McGraw Commons

Online Platform for Course Blogs, Course Websites, and Course Projects

Category: Arts and Humanities (Page 1 of 2)

Living Forms

Living Forms is the result of a semester-long exploration of site-specific dance work in Rebecca Lazier’s Site, Off-Site, Site-Responsive Dance and Choreography class as part of the Princeton Dance Festival: Reimagined 2020. This website is an evolving collection of the embedded layers that inform improvisational response that often do not find their way into the ‘final product’. You are encouraged to browse the scores, videos, recordings, links, images, and texts that are tethered to each site in the hopes that you create an improvisational response to sculpture of your own.

Scrolls of the Mongol Invasions of Japan

The Scrolls of the Mongol Invasions of Japan website is a re-development of several projects developed by Professor Tom Conlan in Princeton Department of East Asian Studies, devoted to understanding the Mongol Invasions of Japan in 1274 and 1281. The failure of the invasions gave rise to the notion of the “divine wind” or Kamikaze, although an exploration of the invasions reveals that the Japanese defeated the Mongols with little need of divine, or meteorological intervention. The website invites users to explore and compare four different scrolls depicting the Mongol invasions of Japan and provides videos of the events around the invasions of 1274 and 1281.

The project builds upon several Flash-based projects developed by Professor Conlan at Bowdoin College. This current project, a collaboration with Ben Johnston from the McGraw Center for Teaching and Learning, takes advantage or IIIF image technologies and the OpenSeaDragon Image Viewer.

Tannowa Collection: The Kyoto Princeton Project

Kyoto University and Princeton University have initiated a joint project in March 2020 in order to deepen the knowledge and awareness of Japanese history and culture throughout the world. The goal is to disseminate images, transcriptions, translations, and research about Japanese documents owned by the Kyoto University Museum.

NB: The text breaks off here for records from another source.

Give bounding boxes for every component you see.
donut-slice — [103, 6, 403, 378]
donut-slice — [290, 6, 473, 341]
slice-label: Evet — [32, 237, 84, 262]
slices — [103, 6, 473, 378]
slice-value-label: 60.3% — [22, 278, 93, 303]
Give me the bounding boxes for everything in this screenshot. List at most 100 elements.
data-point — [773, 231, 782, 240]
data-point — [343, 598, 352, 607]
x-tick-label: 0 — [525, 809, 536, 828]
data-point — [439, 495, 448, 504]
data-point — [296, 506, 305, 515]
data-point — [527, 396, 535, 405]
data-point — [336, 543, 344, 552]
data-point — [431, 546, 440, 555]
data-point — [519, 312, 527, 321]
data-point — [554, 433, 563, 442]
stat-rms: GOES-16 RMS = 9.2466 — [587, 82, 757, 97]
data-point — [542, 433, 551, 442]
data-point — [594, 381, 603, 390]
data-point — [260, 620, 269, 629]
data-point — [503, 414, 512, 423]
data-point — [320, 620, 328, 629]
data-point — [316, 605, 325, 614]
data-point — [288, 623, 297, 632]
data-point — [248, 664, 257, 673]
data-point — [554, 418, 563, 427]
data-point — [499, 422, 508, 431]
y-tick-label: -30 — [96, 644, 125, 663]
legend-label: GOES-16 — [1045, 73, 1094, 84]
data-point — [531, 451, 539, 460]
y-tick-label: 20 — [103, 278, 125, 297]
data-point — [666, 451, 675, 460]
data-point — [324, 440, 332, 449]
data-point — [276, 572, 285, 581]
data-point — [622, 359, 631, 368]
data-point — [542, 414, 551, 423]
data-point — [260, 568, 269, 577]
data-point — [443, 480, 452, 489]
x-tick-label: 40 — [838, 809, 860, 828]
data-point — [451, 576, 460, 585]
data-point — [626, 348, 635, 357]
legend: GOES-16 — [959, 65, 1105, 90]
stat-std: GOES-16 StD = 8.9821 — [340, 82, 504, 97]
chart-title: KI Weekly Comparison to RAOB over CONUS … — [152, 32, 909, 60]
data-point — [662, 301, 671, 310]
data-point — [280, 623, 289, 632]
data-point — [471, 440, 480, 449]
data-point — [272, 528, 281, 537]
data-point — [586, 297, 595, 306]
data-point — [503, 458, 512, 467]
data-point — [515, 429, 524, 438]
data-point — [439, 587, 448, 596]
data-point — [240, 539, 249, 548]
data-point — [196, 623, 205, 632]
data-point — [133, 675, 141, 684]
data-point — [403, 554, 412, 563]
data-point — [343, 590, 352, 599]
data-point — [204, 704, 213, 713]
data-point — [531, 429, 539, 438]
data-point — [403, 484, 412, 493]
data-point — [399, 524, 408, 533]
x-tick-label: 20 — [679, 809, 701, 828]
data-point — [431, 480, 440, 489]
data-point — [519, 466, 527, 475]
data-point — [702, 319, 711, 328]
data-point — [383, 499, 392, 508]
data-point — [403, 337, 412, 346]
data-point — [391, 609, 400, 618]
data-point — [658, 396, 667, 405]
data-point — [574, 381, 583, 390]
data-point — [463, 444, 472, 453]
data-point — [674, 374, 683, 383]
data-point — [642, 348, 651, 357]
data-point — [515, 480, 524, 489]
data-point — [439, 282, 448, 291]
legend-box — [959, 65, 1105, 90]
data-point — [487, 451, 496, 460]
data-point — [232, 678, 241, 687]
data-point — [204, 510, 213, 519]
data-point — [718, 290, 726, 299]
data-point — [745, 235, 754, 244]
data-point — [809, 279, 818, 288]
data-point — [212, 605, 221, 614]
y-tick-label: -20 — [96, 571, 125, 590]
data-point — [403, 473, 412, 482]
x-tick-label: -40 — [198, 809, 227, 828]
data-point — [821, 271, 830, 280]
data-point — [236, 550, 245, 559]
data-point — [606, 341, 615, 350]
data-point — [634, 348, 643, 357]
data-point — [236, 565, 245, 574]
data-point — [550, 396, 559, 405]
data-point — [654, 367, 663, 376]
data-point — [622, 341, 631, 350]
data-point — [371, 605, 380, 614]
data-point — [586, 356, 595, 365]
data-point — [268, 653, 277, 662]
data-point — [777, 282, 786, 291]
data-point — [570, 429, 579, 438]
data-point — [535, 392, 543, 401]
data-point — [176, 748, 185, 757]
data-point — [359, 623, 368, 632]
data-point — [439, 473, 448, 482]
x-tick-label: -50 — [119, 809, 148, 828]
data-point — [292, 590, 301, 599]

The first set of documents that are translated are 53 records of the Tannowa collection. They cover the period from the early thirteenth through the early sixteenth century, and provide insight into the actions of the Tannowa, a warrior family who resided in the eponymous Tannowa estate in Izumi province. This collection is unique in that it provides, in great detail, evidence for the actions of the warriors of the central provinces near Kyoto, which rarely survive. These document reveal much about social and political conditions during the turbulent fourteenth century, when wars were fought between the Northern and Southern courts in Izumi from 1331 through 1392. The most remarkable documents in this collection include edicts from chancelleries of the noble Kujō house. In addition, a series of documents by Kusunoki Masanori, found in scroll two, are noteworthy, as are records from Ashikaga Takauji, the founder of Japan’s second warrior government. Finally, the latest documents recount the Tannowa during wars of the fifteenth and sixteenth centuries as well.

https://komonjo.princeton.edu/tannowa/

POR 304: Performing Brazilian Culture: When Race and Gender Take Center Stage

In this course, students will engage with Brazilian culture through the concept of performance, underlining race and gender issues. How do dance, music, poetry, image, theater, film, fiction, humor, and sports represent Brazilian people and cultures? How do those practices develop between transnational zones of systemic racism and gender injustice in relation to Afro-Brazilian, Indigenous people, immigrants, and other groups? We invite students to collaborate in the creation of short performances and conversations with artists and scholars from Brazil and the U.S.

SPA 252/HUM 252/ECS 359: Narrating Pandemics Now

After the COVID crisis, illness, contagion and healing became central figures of a new global reality. This course will provide a collective space for conversation and analysis in Spanish to help navigate the anxieties that the new virus brought to our lives and societies. We will discuss sickness, infection, immunity and epidemics from a historical, political and cultural perspective using media, literary texts and films.

Sufism

The course blog for Religion 239, Sufism, hosted course materials, a reading schedule, student recitations, discussions, and annotations on images.

 

Music of the Baroque

The website supporting Music 234, Music of the Baroque, houses student writings on a wide variety of topics related to music during the Baroque period, as well as student comments upon those writings.